Part of the reason why Mara and the team have decided to leave the tender offer on the table, in spite of their limited knowledge of the situation, probably has something to do with the state of the team. In a freak weight lifting accident back in May, the Giants lost their best offensive lineman in 2014, according to Pro Football Focus, in Will Beatty. It seems obvious that they would want to do everything they can to not also lose their best defensive player overall. This thought process played a key role in Mara's immediate reaction to the news.

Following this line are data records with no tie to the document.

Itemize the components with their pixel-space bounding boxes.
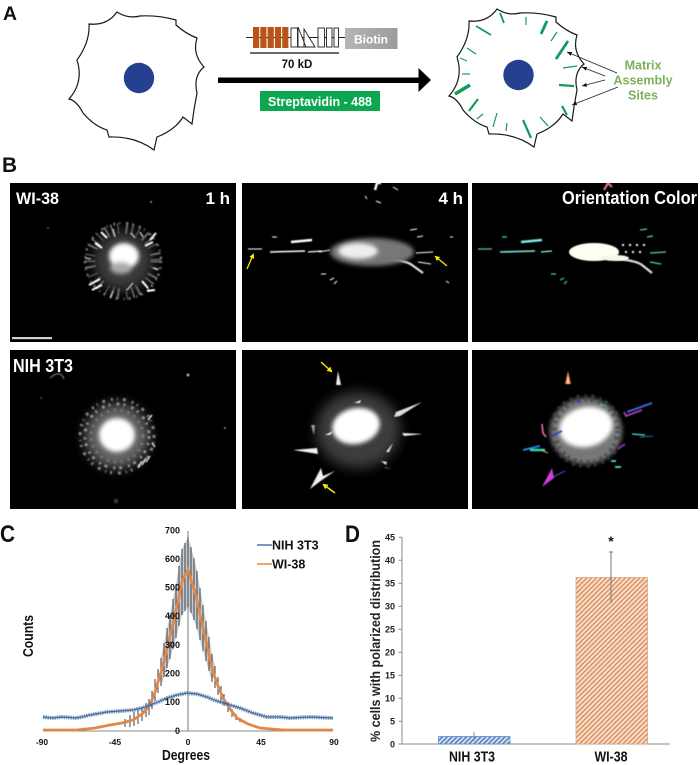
callout: matrix assembly sites: Assembly: [613, 74, 673, 88]
micrograph: WI-38 1 h: [10, 183, 236, 342]
legend: WI-38: [272, 558, 305, 572]
streptavidin label: [260, 91, 380, 111]
label WI-38: WI-38: [16, 189, 59, 208]
fibronectin construct diagram: Biotin: [354, 32, 388, 46]
cell before labelling: [69, 12, 204, 150]
panel D: bar chart: [345, 521, 670, 765]
y axis title: % cells with polarized distribution: [367, 540, 383, 742]
NIH 3T3 curve: [43, 693, 333, 718]
y axis title: Counts: [21, 615, 37, 657]
x tick labels: 90: [329, 737, 339, 747]
streptavidin label: Streptavidin - 488: [268, 94, 372, 109]
y tick labels: 15: [385, 670, 395, 680]
bar WI-38: [576, 552, 648, 744]
y tick labels: 700: [165, 526, 180, 536]
label NIH 3T3: NIH 3T3: [13, 356, 73, 376]
y tick labels: 35: [385, 578, 395, 588]
y tick labels: 40: [385, 556, 395, 566]
legend: NIH 3T3: [272, 538, 319, 552]
y axis line: [187, 531, 189, 731]
yellow arrows: [321, 362, 335, 493]
axes: [398, 537, 670, 744]
x tick labels: 45: [256, 737, 266, 747]
yellow arrows: [247, 255, 447, 269]
y tick labels: 300: [165, 640, 180, 650]
legend: [257, 538, 319, 572]
y tick labels: 5: [390, 716, 395, 726]
fibronectin construct diagram: [246, 27, 398, 71]
x tick labels: 0: [186, 737, 191, 747]
y tick labels: [385, 532, 395, 750]
x tick labels: [36, 737, 339, 747]
label 1 h: 1 h: [205, 189, 230, 208]
micrograph: NIH 3T3 orientation color: [472, 350, 698, 509]
x tick labels: -90: [36, 737, 48, 747]
x tick labels: -45: [109, 737, 121, 747]
y tick labels: 25: [385, 624, 395, 634]
label 4 h: 4 h: [438, 189, 463, 208]
panel letter A: A: [3, 4, 17, 25]
cell with matrix assembly sites: [449, 9, 584, 147]
callout: matrix assembly sites: Matrix: [625, 58, 661, 72]
y tick labels: 200: [165, 668, 180, 678]
panel B: micrographs: [2, 154, 698, 509]
y tick labels: 400: [165, 611, 180, 621]
micrograph: WI-38 4 h: [242, 183, 468, 342]
panel letter C: C: [0, 521, 15, 548]
y tick labels: 30: [385, 602, 395, 612]
y tick labels: 500: [165, 582, 180, 592]
panel letter B: B: [2, 154, 17, 177]
y tick labels: 0: [390, 740, 395, 750]
y tick labels: [165, 526, 180, 736]
callout: matrix assembly sites: Sites: [628, 88, 658, 102]
bar NIH 3T3: [438, 732, 510, 744]
panel C: orientation histogram: [0, 521, 339, 764]
category labels: [449, 750, 628, 765]
callout arrows: [567, 52, 618, 105]
micrograph: NIH 3T3 4 h: [242, 350, 468, 509]
WI-38 curve: [43, 570, 333, 730]
y tick labels: 45: [385, 532, 395, 542]
x axis title: Degrees: [162, 748, 210, 764]
WI-38 error shading: [161, 537, 215, 686]
micrograph: WI-38 orientation color: [472, 183, 698, 342]
significance star: *: [608, 533, 614, 549]
micrograph: NIH 3T3 1 h: [10, 350, 236, 509]
y tick labels: 20: [385, 648, 395, 658]
scale bar: [12, 337, 52, 339]
WI-38 error bars: [125, 537, 240, 727]
x axis line: [43, 730, 333, 732]
y tick labels: 10: [385, 694, 395, 704]
process arrow: [218, 68, 431, 92]
y tick labels: 600: [165, 554, 180, 564]
fibronectin construct diagram: 70 kD: [282, 59, 312, 71]
y tick labels: 0: [175, 726, 180, 736]
y tick labels: 100: [165, 697, 180, 707]
panel letter D: D: [345, 521, 360, 548]
panel A: labelling schematic: [3, 4, 673, 150]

"I could not believe, that here we haven't even gone to training camp yet and we've lost two starters -- one [left tackle Will Beatty] in the weight room and one to a fireworks accident," Mara said. "So it was more of a state of disbelief that I was in. I've been around a long time, seen a lot of things … but this one was a shock.''

The Giants are an organization that prides themselves on the relationships they build with their players. Former players have talked about the positive difference between playing for the Giants and other NFL teams on many occasions in the past. This is why Pierre-Paul's decision to completely shut the Giants' organization out from almost any information at all is so troubling to Mara.

In case you missed it, Ronnie Barnes, the Giants' longtime senior vice president of medical service, joined Giants' assistant Jessie Armstead, and they headed down to Florida after the accident. When they tried to visit Pierre-Paul in the hospital, his team refused to let that happen. Two days later, the same scenario had played back again, and the Giants' representatives finally decided to leave. It was this part of the story that really struck a chord with Mara.

"The fact that they went down there and hung around for two days and were not allowed to see him was very disappointing to me.

"I don't think JPP is receiving very good advice right now,'' said Mara.

There's still room for Pierre-Paul to make things better and mend the rift. Mara is not asking for much. He simply wants Pierre-Paul to show up with the rest of the team this Thursday when training camp gets underway.

"We'd like him to come in and report, and at the very least, learn the new defense that Steve Spagnuolo is putting in,'' Mara said. "And to have some of the best doctors in the world, who are located within a few miles of this place, take a look at him and see if there's anything further that can be done to help him.''

There has been not a peep out of Pierre-Paul's front for a few weeks now, but the defensive end is not expected to show up to camp this Thursday. The Giants are likely to be left in the dark for a little bit longer. For now, Mara and the organization will just have to play the waiting game and hope for the best.